The labor department report — which was completed in September 2007 but only released last week — showed the workers were not at fault.

Instead the culprit was shoddy oversight by SSEC Canada and CNRL. On a list of other failures, the report found "the procedures for the erection of the roof support structure were not certified by a professional engineer and the specifications were not readily available to the workers responsible for the work. The workers were given only verbal instruction on the erection procedure."

Related: The Town That Hates Pipelines — How Canada's Energy Future Hit a Wall in Burnaby

And that engineering failure could trigger another investigation on top of the public inquiry.

The Association of Professional Engineers and Geoscientists of Alberta (APEGA), which regulates the province's engineering and geoscience professions, is considering launching its own investigation into the incident, spokesperson Philip Mulder confirmed to VICE News.

APEGA investigations determine if unskilled or unprofessional practice, or a mix of the two, have occurred, Mulder said, and the file can then be referred to a disciplinary hearing. But disciplinary action isn't guaranteed. APEGA can, among other things, suspend licenses and permits and issue fines if it finds sanctions are necessary.

According to the labor department report, when the roof began to fall some of the 13 workers inside the tanker were able to escape, but Ge and Lui weren't so lucky.

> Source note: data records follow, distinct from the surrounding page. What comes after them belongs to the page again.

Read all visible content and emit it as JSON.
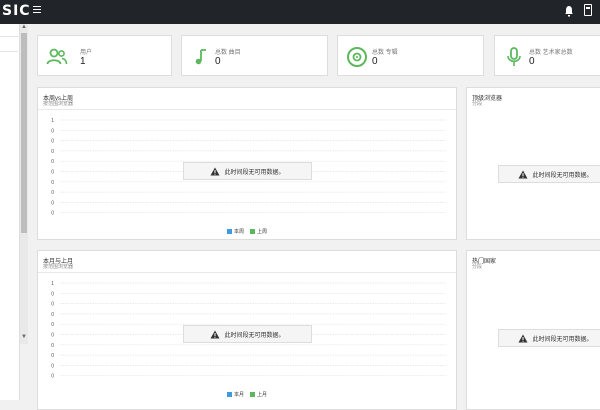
{
  "app": {
    "brand": "SIC"
  },
  "stats": [
    {
      "label": "用户",
      "value": "1",
      "icon": "users-icon",
      "color": "#5cb85c"
    },
    {
      "label": "总数 曲目",
      "value": "0",
      "icon": "music-note-icon",
      "color": "#5cb85c"
    },
    {
      "label": "总数 专辑",
      "value": "0",
      "icon": "disc-icon",
      "color": "#5cb85c"
    },
    {
      "label": "总数 艺术家总数",
      "value": "0",
      "icon": "microphone-icon",
      "color": "#5cb85c"
    }
  ],
  "panels": {
    "week": {
      "title": "本周vs上周",
      "subtitle": "按范围浏览器",
      "nodata": "此时间段无可用数据。",
      "yticks": [
        "1",
        "0",
        "0",
        "0",
        "0",
        "0",
        "0",
        "0",
        "0",
        "0"
      ],
      "legend": [
        {
          "name": "本周",
          "color": "#3c9be0"
        },
        {
          "name": "上周",
          "color": "#5cb85c"
        }
      ]
    },
    "month": {
      "title": "本月与上月",
      "subtitle": "按范围浏览器",
      "nodata": "此时间段无可用数据。",
      "yticks": [
        "1",
        "0",
        "0",
        "0",
        "0",
        "0",
        "0",
        "0",
        "0",
        "0"
      ],
      "legend": [
        {
          "name": "本月",
          "color": "#3c9be0"
        },
        {
          "name": "上月",
          "color": "#5cb85c"
        }
      ]
    },
    "browsers": {
      "title": "顶级浏览器",
      "subtitle": "分段",
      "nodata": "此时间段无可用数据。"
    },
    "countries": {
      "title": "热门国家",
      "subtitle": "分段",
      "nodata": "此时间段无可用数据。"
    }
  },
  "chart_data": [
    {
      "type": "line",
      "title": "本周vs上周",
      "series": [
        {
          "name": "本周",
          "values": []
        },
        {
          "name": "上周",
          "values": []
        }
      ],
      "yticks": [
        "1",
        "0",
        "0",
        "0",
        "0",
        "0",
        "0",
        "0",
        "0",
        "0"
      ]
    },
    {
      "type": "line",
      "title": "本月与上月",
      "series": [
        {
          "name": "本月",
          "values": []
        },
        {
          "name": "上月",
          "values": []
        }
      ],
      "yticks": [
        "1",
        "0",
        "0",
        "0",
        "0",
        "0",
        "0",
        "0",
        "0",
        "0"
      ]
    }
  ]
}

The families of the workers received compensation for their deaths, but in the case of Ge's widow, it took more than a year for her and her six-year-old daughter to receive compensation due to an imposter who tried to steal the money, the Journal of Commerce reported. The widow's sister-in-law reportedly tried to receive the benefits.

Following the deaths, fellow workers at the Horizon site raised $110,000 for the families of the two workers.